Actually, my employer uses the Google Workspace and the only authorized AI tool is a custom version of Google Gemini. I think that we can use it even with private data. So you might check if your employer has an authorized secure AI tool. It might save you the hassle of building dummy files.

AFAIK, they don’t.

It’s a major hassle. Especially since the data we receive is not in (or rarely is in) a standard format.

I’m with @Stranger_On_A_Train in that it feels like overkill, but Tableau Data Prep and Tableau Creator both have a free trial period. You will get contacted by a Salesperson after downloading, but otherwise it’s a fairly straightforward trial period and at least used to be easily extended if necessary.

The only people that I know who benefit from Data Prep are those Tableau-using departments where everything is in crappy Excel sheets, or some department wants to pull some corporate SQL data, but has no knowledge of SQL.

Tableau is a perfectly cromulent tool for data analysts, if you happen to have such a need as well.

Yep. Or text files.

Is there a finite set of formats in which you receive the data? So that once you determine how to process the various formats, you have no more need for the Tableau software? Or will you need the Tableau software regularly?

Almost every company has its own Excel format. Some, such as a particular airline, uses a fixed-position text format as spelled out in the Data Extract Guide put out by Big Multinational Credit Reporting Agency decades ago. (This particular airline still uses BMCRA’s former name in the header record.) A couple use BMCRA’s newer, 1,500+ byte fixed-position text format. Everyone else? Whatever they came up with to bill their customers. As long as all of the required fields are there, and the account numbers are unique (ant not re-used), it’s good. Most are one record per account, with the name, address, amounts, and other fields all on one line; and some send separate aging and master files. Two different databases can use separate files. Another credit reporting agency can only accept single, ‘flat’ files. Speaking of ‘flat’ files, some companies send us open-invoice files that have to be ‘flattened’. It’s easy for me to write Easytrieve programs, because I’ve been writing them for 30 years. Object-Oriented? It confuses me.

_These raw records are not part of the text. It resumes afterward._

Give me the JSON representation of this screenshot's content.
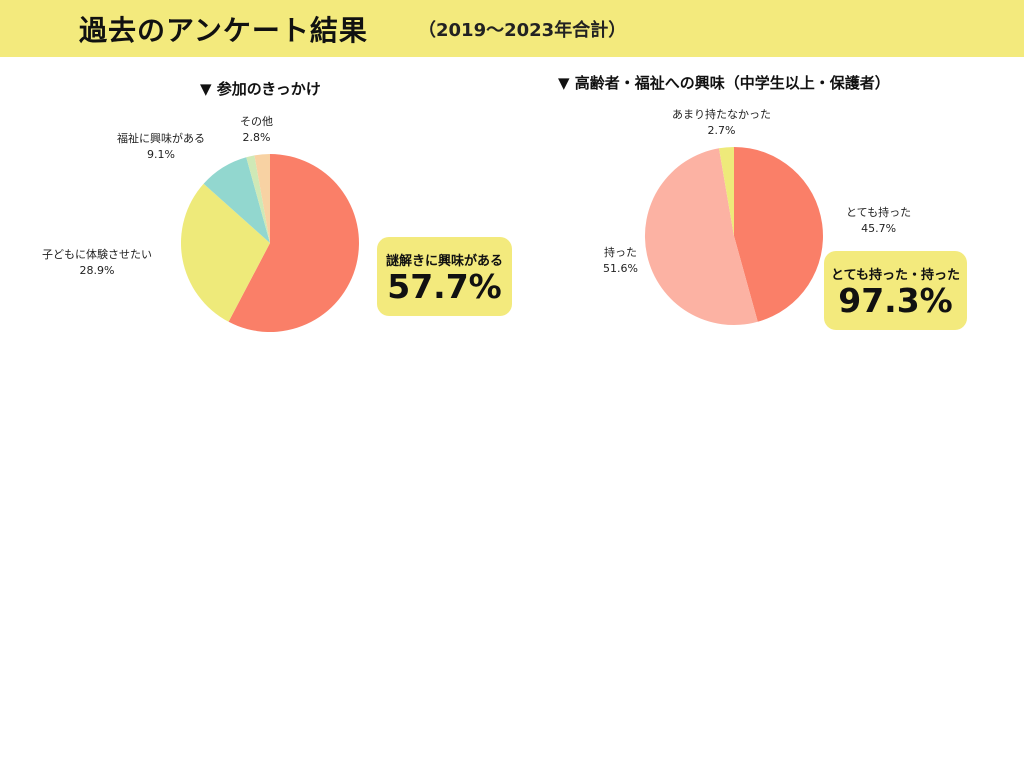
{
  "header": {
    "title": "過去のアンケート結果",
    "subtitle": "（2019〜2023年合計）"
  },
  "chart_data": [
    {
      "type": "pie",
      "title": "▼ 参加のきっかけ",
      "slices": [
        {
          "label": "謎解きに興味がある",
          "value": 57.7,
          "value_label": "",
          "color": "#fa7f68"
        },
        {
          "label": "子どもに体験させたい",
          "value": 28.9,
          "value_label": "28.9%",
          "color": "#eeea7a"
        },
        {
          "label": "福祉に興味がある",
          "value": 9.1,
          "value_label": "9.1%",
          "color": "#92d7cf"
        },
        {
          "label": "",
          "value": 1.5,
          "value_label": "",
          "color": "#cfe9b6"
        },
        {
          "label": "その他",
          "value": 2.8,
          "value_label": "2.8%",
          "color": "#f8d2a3"
        }
      ],
      "callout": {
        "label": "謎解きに興味がある",
        "value": "57.7%"
      }
    },
    {
      "type": "pie",
      "title": "▼ 高齢者・福祉への興味（中学生以上・保護者）",
      "slices": [
        {
          "label": "とても持った",
          "value": 45.7,
          "value_label": "45.7%",
          "color": "#fa7f68"
        },
        {
          "label": "持った",
          "value": 51.6,
          "value_label": "51.6%",
          "color": "#fcb2a3"
        },
        {
          "label": "あまり持たなかった",
          "value": 2.7,
          "value_label": "2.7%",
          "color": "#eeea7a"
        }
      ],
      "callout": {
        "label": "とても持った・持った",
        "value": "97.3%"
      }
    }
  ]
}
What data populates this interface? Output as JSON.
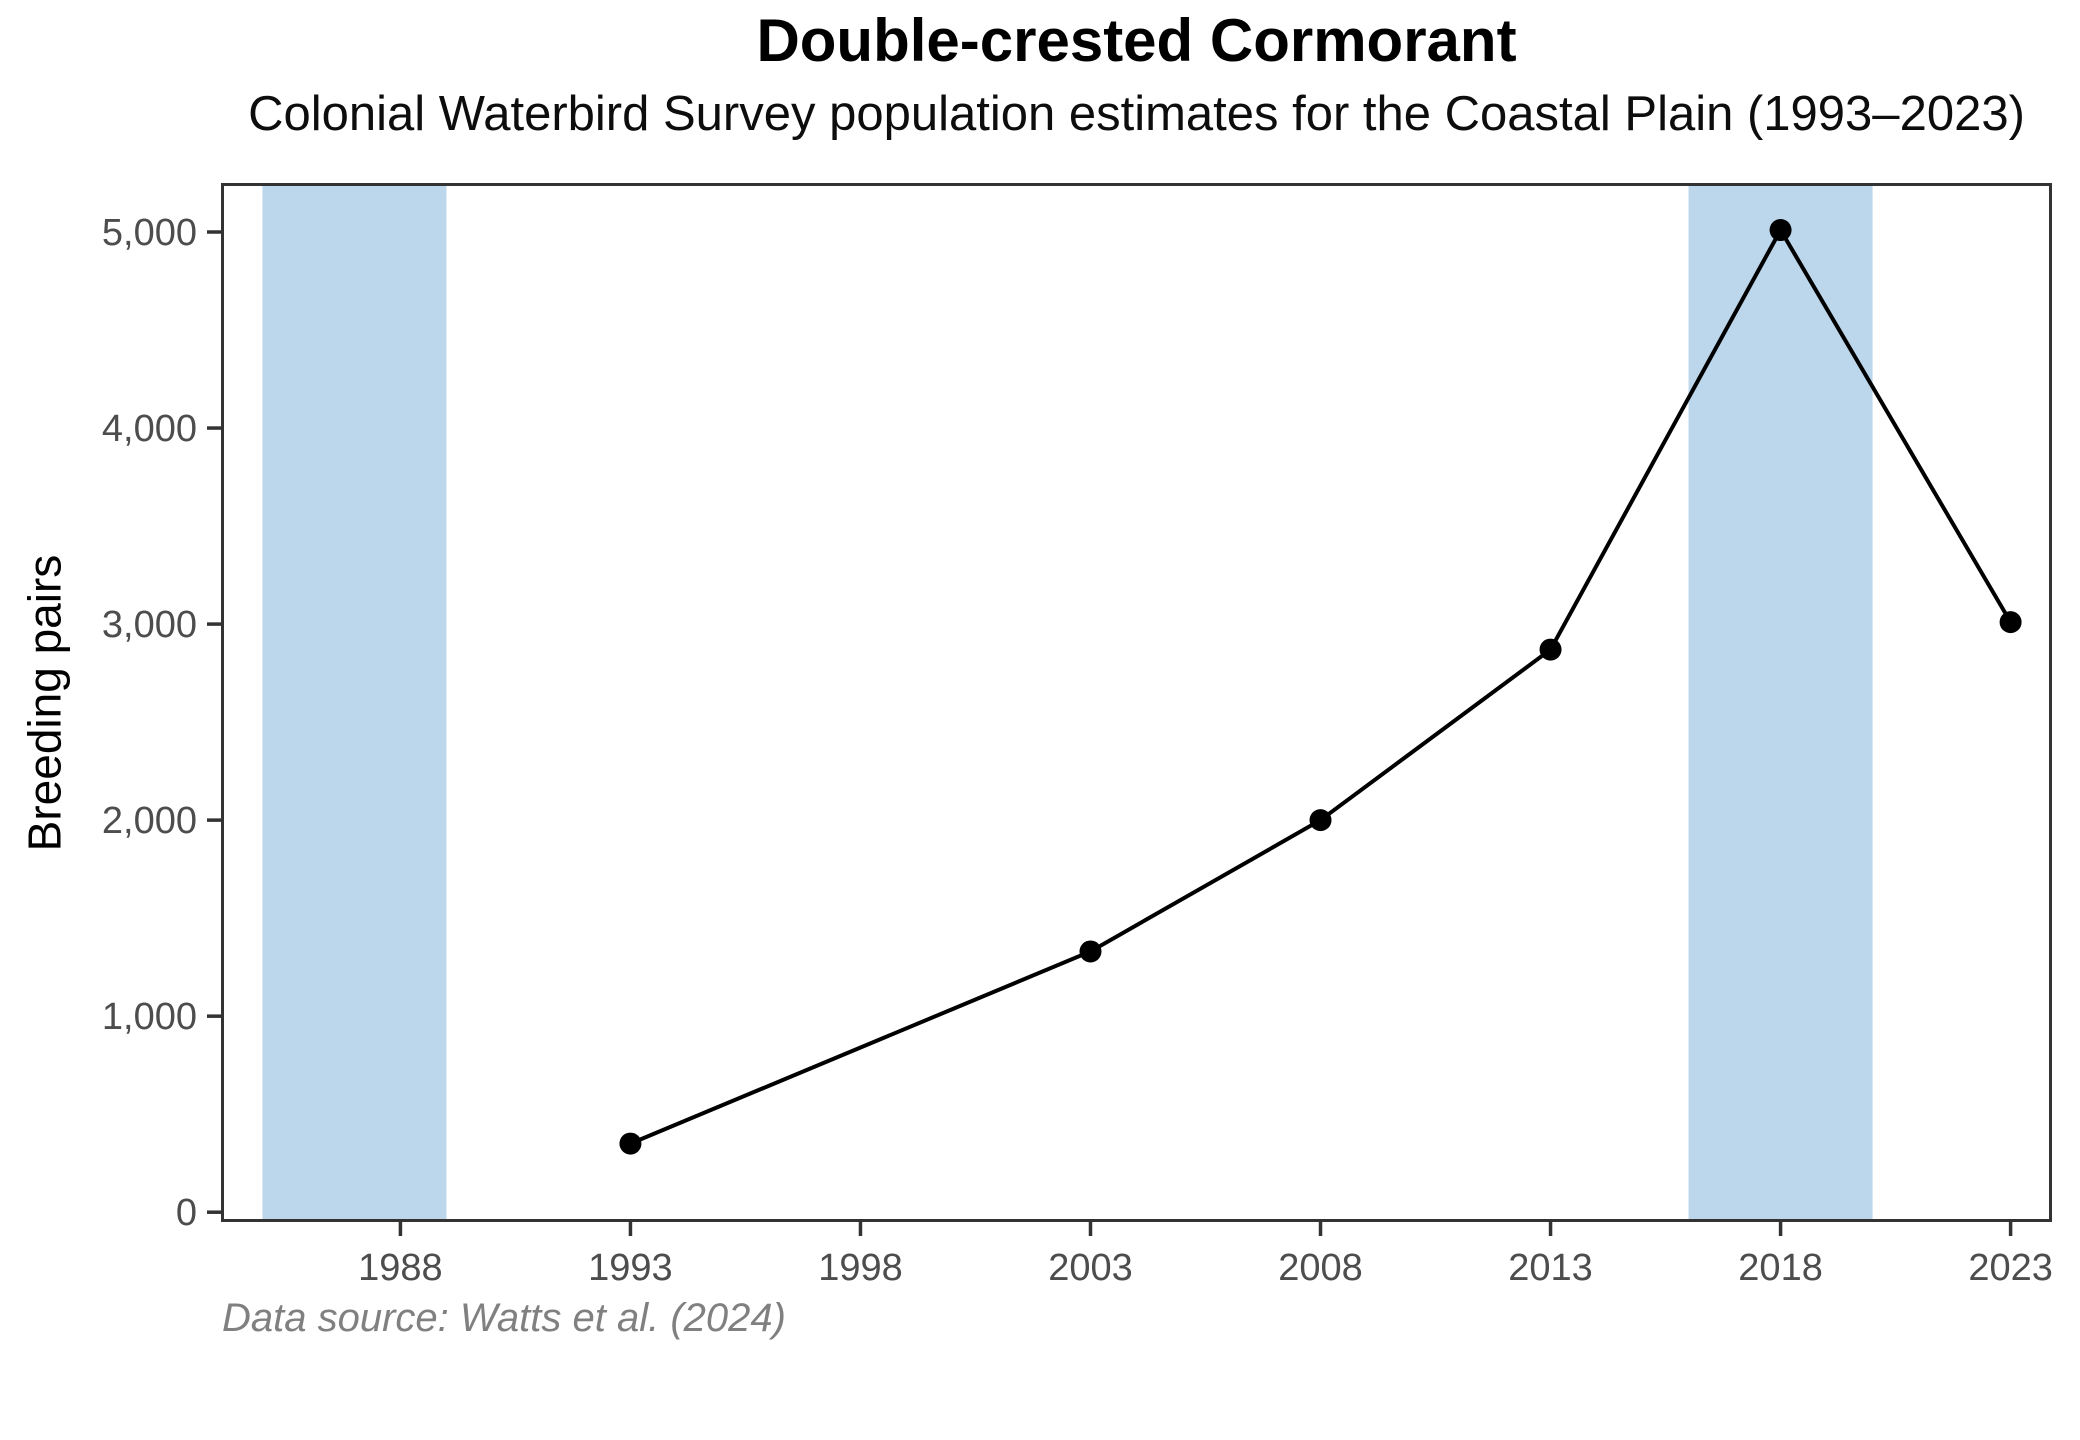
{
  "title": "Double-crested Cormorant",
  "subtitle": "Colonial Waterbird Survey population estimates for the Coastal Plain (1993–2023)",
  "caption": "Data source: Watts et al. (2024)",
  "colors": {
    "band": "#BCD7EC",
    "line": "#000000",
    "point": "#000000",
    "axis_text": "#4D4D4D",
    "panel_border": "#333333",
    "caption_text": "#808080"
  },
  "chart_data": {
    "type": "line",
    "title": "Double-crested Cormorant",
    "subtitle": "Colonial Waterbird Survey population estimates for the Coastal Plain (1993–2023)",
    "caption": "Data source: Watts et al. (2024)",
    "xlabel": "",
    "ylabel": "Breeding pairs",
    "x": [
      1993,
      2003,
      2008,
      2013,
      2018,
      2023
    ],
    "y": [
      350,
      1330,
      2000,
      2870,
      5010,
      3010
    ],
    "series_name": "Breeding pairs",
    "x_ticks": [
      1988,
      1993,
      1998,
      2003,
      2008,
      2013,
      2018,
      2023
    ],
    "y_ticks": [
      0,
      1000,
      2000,
      3000,
      4000,
      5000
    ],
    "y_tick_labels": [
      "0",
      "1,000",
      "2,000",
      "3,000",
      "4,000",
      "5,000"
    ],
    "xlim": [
      1984.1,
      2023.9
    ],
    "ylim": [
      -50,
      5250
    ],
    "highlight_bands": [
      {
        "x0": 1985,
        "x1": 1989
      },
      {
        "x0": 2016,
        "x1": 2020
      }
    ],
    "grid": false,
    "legend": null,
    "point_marker": "filled-circle"
  }
}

Then why are you wanting to move away from it?

The program has been sold a couple of times. We have a copy on an old CD. It won’t run on our new Lenovo laptops; it will only run on my older Dell desktop. It can’t last forever. For that matter, neither can I. We need something newer, that younger people can use when I’m gone.

Has Tableau actually proven that its software can do this? Did anyone build a prototype yet?

I don’t think this is a simple problem to solve… you are trying to identify address-looking strings inside unstructured text from different sources and parse them into structured fields? There’s going to be a crapton of edge cases. Have you done any sort of tests at all, like sampling even 1% of the incoming data and seeing how well different parsers do?

I’m not sure that this is something either a script or an expensive commercial package could do perfectly. Maybe to some acceptable error rate. But it seems far from trivial.

How does it currently work in Easytrieve? Are you manually making templates for every incoming file type? Or does it use some sort of heuristic engine to guess at the incoming structure?

It seems to me it would actually take some sort of natural language processing, or a LLM type thing, to reliably detect names and addresses and then compare them to some sort of geo database for normalization, especially if you want to go for USPS validation and not just “looks good according to our own company rules”. Unless there is some technique I’m not aware of (which is totally possible), it doesn’t seem like an easy regex or CSV parsing job.